La ley como ideal de justicia: el unicornio de la modernidad

En su mejor versión, las leyes buscan la justicia. Ahí tenemos a Aristóteles, hablando de la equidad, o a John Rawls, defendiendo la justicia como equidad.

Pero, entre tú y yo, el problema de este enfoque es que presupone algo: que quienes hacen las leyes buscan el bien común. Una suposición bastante optimista, considerando que las sesiones parlamentarias suelen parecer más una guerra de egos que un ejercicio racional.

La Ley de Protección Civil, por ejemplo, establece protocolos claros para emergencias de interés nacional. Suena perfecto, hasta que un desastre natural pone a prueba esos mismos protocolos y resulta que nadie los aplica porque, aparentemente, leer el artículo 29 es demasiado esfuerzo.

Así, las leyes quedan en un limbo: existen, pero no se usan. ¿Para qué sirven entonces? Quizás como recordatorio de que la negligencia también puede ser legalmente sancionada.
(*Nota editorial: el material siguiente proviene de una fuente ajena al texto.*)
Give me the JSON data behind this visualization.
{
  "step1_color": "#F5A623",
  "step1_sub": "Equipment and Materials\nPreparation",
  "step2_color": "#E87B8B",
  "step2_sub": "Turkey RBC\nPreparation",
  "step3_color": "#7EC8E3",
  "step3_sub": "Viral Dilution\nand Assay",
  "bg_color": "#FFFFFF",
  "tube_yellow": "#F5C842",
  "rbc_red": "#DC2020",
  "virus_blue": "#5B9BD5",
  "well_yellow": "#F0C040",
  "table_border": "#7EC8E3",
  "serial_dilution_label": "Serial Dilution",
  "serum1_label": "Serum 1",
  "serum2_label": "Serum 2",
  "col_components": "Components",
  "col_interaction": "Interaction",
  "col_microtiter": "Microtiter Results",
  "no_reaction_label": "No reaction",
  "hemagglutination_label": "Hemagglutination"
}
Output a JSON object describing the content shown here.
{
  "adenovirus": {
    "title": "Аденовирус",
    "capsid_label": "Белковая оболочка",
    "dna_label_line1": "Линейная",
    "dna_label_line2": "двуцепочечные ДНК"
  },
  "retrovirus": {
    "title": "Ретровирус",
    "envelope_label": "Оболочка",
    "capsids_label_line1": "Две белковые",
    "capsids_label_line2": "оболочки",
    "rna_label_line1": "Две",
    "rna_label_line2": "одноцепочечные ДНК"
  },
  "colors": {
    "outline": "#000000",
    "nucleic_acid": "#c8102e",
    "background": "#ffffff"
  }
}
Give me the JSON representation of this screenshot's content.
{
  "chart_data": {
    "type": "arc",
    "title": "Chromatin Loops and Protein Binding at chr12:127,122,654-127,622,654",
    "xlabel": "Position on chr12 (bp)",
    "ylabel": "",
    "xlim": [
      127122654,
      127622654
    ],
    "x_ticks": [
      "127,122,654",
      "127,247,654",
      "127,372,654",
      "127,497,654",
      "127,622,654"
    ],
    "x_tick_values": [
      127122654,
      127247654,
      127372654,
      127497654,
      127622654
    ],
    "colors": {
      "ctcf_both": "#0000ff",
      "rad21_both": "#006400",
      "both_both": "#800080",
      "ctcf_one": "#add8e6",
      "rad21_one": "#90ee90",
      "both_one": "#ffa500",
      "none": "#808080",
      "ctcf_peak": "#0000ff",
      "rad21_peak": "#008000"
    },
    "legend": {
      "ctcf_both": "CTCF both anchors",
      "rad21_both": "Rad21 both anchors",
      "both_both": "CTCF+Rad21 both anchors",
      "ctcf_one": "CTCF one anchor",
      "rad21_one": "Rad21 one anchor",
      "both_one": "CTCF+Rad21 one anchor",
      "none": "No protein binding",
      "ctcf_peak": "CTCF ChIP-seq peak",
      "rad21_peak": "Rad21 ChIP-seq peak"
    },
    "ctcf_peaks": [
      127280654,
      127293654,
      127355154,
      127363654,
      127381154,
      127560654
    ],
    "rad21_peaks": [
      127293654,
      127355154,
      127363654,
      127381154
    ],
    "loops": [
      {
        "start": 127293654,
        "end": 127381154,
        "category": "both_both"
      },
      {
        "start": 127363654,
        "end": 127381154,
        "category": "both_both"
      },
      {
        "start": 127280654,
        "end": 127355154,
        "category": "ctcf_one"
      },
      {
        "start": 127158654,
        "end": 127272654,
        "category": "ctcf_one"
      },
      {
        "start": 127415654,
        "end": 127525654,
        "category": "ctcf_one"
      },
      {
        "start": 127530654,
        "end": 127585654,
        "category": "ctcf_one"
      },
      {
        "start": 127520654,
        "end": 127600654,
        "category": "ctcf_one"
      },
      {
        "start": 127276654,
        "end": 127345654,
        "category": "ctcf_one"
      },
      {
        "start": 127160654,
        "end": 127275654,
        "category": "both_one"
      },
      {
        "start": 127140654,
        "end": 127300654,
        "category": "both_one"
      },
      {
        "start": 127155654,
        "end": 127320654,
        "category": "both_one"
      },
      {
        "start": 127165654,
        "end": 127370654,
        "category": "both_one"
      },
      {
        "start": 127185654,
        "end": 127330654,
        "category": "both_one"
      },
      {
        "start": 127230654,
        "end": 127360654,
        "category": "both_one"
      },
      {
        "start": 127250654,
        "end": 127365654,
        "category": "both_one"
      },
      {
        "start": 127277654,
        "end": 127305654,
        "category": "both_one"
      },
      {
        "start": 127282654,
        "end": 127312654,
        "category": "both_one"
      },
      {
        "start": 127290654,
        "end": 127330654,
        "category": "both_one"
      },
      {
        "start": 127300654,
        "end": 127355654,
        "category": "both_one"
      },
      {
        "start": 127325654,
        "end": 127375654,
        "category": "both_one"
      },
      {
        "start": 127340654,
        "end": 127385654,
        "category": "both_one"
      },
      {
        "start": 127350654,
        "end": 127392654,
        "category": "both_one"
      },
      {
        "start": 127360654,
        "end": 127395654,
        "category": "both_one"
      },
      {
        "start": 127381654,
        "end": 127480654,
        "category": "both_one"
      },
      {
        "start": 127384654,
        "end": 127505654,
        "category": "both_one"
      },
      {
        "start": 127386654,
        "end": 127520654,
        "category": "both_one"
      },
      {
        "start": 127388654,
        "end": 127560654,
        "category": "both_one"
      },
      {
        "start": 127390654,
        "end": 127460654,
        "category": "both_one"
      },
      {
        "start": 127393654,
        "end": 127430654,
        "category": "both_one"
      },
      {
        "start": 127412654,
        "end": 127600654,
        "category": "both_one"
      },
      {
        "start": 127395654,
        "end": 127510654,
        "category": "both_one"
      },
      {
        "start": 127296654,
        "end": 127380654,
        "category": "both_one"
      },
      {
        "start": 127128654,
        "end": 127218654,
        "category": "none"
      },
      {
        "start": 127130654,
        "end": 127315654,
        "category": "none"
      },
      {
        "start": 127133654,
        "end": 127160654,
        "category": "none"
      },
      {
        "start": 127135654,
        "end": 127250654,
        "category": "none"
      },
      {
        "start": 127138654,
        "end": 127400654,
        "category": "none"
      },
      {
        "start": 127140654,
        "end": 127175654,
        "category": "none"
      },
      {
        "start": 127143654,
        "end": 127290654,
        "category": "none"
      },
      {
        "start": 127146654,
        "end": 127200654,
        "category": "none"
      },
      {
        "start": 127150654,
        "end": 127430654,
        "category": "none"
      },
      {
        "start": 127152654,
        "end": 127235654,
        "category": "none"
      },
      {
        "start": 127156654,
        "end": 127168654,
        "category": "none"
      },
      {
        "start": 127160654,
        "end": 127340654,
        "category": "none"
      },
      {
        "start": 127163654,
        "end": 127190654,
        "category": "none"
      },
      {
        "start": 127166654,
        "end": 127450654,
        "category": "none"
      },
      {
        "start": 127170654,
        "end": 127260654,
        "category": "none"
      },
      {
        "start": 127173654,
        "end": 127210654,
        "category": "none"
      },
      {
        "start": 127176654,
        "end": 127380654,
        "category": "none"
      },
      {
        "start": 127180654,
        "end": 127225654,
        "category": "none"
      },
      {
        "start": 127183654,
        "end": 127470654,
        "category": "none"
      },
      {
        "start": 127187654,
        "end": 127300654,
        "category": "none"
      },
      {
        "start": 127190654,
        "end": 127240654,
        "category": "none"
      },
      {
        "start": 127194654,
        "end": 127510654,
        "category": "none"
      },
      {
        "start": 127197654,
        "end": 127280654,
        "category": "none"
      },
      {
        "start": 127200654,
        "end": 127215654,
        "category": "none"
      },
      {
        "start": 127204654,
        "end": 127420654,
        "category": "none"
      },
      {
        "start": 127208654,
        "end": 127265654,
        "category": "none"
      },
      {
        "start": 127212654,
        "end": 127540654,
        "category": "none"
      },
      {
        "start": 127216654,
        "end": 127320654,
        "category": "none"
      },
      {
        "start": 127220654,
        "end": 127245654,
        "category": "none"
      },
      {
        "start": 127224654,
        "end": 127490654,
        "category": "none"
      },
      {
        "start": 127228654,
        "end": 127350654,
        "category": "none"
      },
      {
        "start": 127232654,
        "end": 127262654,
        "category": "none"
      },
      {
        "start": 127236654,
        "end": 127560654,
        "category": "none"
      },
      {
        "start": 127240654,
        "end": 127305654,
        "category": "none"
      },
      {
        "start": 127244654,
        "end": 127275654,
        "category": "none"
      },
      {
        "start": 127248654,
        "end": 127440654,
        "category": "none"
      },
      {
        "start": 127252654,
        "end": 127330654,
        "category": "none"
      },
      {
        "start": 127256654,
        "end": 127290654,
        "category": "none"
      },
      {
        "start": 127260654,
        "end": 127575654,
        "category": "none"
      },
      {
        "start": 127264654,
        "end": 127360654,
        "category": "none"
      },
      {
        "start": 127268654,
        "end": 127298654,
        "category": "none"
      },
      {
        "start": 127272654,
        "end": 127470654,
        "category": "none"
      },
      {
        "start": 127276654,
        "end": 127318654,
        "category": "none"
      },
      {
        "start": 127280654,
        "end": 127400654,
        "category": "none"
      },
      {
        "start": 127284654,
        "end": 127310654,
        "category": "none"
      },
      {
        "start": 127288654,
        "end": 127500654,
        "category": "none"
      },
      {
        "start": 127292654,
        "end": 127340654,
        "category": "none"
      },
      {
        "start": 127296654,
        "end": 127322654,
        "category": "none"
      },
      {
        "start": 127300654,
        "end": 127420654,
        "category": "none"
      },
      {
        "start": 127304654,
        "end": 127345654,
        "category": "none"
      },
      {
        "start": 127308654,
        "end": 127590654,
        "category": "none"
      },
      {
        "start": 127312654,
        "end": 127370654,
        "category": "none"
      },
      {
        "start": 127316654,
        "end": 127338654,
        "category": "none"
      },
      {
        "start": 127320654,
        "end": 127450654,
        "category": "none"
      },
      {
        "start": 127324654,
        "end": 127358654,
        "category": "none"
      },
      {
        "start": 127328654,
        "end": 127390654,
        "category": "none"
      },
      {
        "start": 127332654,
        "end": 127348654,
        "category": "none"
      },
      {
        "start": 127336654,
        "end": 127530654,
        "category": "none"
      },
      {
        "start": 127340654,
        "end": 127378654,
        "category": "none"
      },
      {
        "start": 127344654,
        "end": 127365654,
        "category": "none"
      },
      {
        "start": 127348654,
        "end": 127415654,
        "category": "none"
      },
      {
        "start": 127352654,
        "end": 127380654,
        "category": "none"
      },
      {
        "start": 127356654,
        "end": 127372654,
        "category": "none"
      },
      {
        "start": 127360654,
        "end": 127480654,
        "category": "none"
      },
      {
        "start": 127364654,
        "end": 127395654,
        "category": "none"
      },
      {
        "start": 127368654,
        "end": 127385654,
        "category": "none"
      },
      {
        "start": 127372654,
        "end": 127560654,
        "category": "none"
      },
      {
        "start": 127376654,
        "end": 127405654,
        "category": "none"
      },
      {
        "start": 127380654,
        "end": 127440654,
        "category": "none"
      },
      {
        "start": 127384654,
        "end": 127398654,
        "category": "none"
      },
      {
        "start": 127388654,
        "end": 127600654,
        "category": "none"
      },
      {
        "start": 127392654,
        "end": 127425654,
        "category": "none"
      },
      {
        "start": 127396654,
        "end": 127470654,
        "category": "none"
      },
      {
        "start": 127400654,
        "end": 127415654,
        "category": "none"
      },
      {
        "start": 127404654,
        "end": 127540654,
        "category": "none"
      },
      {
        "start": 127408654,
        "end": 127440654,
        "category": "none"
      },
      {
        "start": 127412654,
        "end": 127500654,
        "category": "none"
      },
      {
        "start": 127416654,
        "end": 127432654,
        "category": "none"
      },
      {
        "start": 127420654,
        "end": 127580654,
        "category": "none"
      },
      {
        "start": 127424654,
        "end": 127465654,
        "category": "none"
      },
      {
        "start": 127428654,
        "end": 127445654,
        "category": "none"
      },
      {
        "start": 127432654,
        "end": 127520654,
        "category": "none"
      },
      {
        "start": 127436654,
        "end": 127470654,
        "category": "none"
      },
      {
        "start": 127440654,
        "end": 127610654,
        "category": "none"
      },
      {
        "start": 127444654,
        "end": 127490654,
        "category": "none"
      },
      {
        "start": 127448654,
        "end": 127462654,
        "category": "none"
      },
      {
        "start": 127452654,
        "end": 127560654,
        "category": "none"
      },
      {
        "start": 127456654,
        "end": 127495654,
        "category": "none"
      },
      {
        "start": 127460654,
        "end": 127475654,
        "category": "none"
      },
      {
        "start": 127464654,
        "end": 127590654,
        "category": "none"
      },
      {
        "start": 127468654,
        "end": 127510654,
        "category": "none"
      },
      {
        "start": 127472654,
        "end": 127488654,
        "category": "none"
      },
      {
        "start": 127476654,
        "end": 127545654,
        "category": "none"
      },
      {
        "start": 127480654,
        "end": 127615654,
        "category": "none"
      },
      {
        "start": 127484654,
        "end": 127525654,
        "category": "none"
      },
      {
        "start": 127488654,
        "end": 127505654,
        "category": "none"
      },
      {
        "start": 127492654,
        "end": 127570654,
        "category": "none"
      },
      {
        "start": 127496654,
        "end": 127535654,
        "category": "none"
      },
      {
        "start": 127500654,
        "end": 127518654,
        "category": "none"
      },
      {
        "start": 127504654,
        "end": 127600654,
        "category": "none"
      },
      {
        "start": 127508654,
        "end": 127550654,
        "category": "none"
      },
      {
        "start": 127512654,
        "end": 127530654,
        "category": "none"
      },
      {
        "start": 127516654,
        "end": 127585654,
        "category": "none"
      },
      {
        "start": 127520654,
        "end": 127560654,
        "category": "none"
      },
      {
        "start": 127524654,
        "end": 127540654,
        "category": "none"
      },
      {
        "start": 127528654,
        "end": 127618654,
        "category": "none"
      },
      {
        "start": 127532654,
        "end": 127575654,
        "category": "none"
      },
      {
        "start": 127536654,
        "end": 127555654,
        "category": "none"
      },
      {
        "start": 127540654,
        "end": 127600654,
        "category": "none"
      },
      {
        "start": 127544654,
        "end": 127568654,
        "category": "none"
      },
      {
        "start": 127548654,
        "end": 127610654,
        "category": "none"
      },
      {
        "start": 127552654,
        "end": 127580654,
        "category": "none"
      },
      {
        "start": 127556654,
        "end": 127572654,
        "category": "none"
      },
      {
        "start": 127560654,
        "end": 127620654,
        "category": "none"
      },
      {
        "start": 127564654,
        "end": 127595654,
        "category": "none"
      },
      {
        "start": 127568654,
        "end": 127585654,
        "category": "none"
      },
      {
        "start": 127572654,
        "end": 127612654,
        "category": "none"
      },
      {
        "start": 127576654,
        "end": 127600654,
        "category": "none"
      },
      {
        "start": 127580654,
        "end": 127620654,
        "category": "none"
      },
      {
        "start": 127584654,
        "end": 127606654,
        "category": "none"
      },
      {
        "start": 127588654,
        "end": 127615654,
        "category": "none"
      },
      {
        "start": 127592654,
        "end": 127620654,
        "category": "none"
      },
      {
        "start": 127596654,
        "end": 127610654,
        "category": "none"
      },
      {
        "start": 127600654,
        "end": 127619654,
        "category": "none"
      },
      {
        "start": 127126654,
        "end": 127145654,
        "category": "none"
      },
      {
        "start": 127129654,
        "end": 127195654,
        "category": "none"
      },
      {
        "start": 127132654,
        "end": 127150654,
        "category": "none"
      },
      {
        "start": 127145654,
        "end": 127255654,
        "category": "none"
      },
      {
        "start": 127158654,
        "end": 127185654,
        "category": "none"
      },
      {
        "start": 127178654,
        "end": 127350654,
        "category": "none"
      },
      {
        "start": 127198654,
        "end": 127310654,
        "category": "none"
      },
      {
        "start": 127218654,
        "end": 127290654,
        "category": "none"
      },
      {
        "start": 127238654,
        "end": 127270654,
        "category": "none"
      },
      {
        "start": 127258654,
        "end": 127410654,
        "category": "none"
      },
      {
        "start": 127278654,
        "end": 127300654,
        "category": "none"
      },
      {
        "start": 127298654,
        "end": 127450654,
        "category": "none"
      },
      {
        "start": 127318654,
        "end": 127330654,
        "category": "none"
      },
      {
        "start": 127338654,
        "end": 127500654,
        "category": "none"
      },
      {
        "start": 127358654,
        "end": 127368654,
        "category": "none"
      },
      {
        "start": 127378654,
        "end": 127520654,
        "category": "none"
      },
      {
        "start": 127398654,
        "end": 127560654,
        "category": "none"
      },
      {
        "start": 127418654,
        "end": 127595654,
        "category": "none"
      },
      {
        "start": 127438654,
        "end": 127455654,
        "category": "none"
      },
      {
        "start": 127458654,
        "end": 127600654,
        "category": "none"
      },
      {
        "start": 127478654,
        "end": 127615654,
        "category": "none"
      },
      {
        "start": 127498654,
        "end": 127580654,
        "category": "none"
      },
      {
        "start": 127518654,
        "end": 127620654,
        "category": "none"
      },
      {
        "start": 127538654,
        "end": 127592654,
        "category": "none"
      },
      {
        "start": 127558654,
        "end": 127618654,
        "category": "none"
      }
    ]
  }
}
Ironía y realidad: ¿qué haríamos sin las leyes?

A pesar de todo su caos, las leyes son fundamentales. Son el pegamento que mantiene unida a una sociedad que, sin ellas, colapsaría en anarquía. Es cierto que a veces parecen absurdas, innecesarias o incluso contraproducentes, pero también es cierto que, sin ellas, no habría un marco para exigir responsabilidades.

Y sí, esto incluye demandar al presidente por no activar los mecanismos de emergencia durante una inundación.

Así que, la próxima vez que te quejes de una ley absurda o de un trámite interminable, recuerda: las leyes no son perfectas, pero son lo único que tenemos.

Porque sin ellas, no habría ni orden, ni justicia, ni posibilidad de exigir que se corrijan los errores.

¿Te imaginas el mundo sin semáforos, sin contratos o sin juicios? Sería un caos. Aunque, siendo honestos, a veces parece que con leyes también lo es.